İskoçlar yüzyıllar önce Islay üzerinden şimdiki İskoçya'ya ulaşan İrlandalıların binlerce yıldır orada yaşayan Piktler ile karışmaları sonucu ortaya çıkmış bir millet.
Islay'nın nüfusu üç bin kadar. Bütün adada sadece bir polis memuru bulunuyor. Küçük havalimanından adanın merkezi Bowmore köyüne giden yol bütün Britanya'nın en uzun düz yolu. Pek kaza olmuyor. Şoförünüzün her geçen arabayı selamlamasından bu adada herkesin birbirini tanıdığını hissediyorsunuz. Bowmore köyünün girişinde ve ana caddesinin tepesinde yuvarlak bir kilise bulunuyor. Yuvarlaklığın nedenini, şeytanların saklanmaları için köşe bulmalarına mani olmak diye açıklıyorlar.
İS VE İYOT KOKUSU
Islay'da kalacak yer sınırlı. Bowmore'daki Lochside Hotel, yakındaki malt viski damıtımevinden gelen kokuların eşliğinde kalabileceğiniz temiz bir alternatif. Viski seviyorsanız iyi. Lochside'ın barı birçoğu her yerde bulamayacağınız çok eski Islay maltları ile dolu. Otelin sahibi Alastair'e rastlarsanız, önerdiği yerel viskileri zevkle içebilirsiniz.
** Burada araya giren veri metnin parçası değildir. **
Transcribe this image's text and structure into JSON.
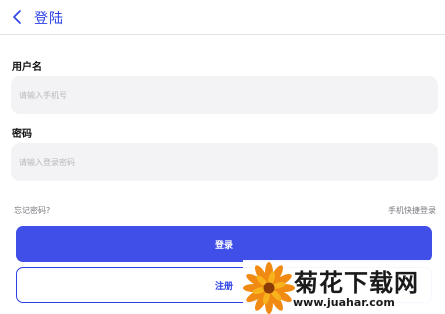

Islay adasının malt viskileri dünyaca ünlü. Bu küçük ada dört ana malt viski üretim bölgesinden biri olarak kabul ediliyor. Buranın viskilerinin en büyük özelliği topraktan aldıkları is ve denizden aldıkları iyot kokusu. İsin nedeni arpanın kurutulmasında kullanılan peat, yani turbanın dumanının kokusunun viskiye sinmesi. Islay'da damıtılan viski on yıldan daha uzun süre deniz kenarındaki mahzenlerde dinlendiriliyor. Bu sürede denizin birçoğumuzun pek sevdiği kokusu adeta viskiye siniyor. Bowmore'un mahzenleri ile denizin arasında sadece rutubetten yosun tutmuş bir taş duvar bulunuyor. Adada bulunan yedi damıtımevinin İngiltere'ye sadece viskiden sağladığı vergi katkısı 250 milyon sterlin, yani 450 trilyon TL. Üç bin nüfuslu bir ada için hiç de fena değil.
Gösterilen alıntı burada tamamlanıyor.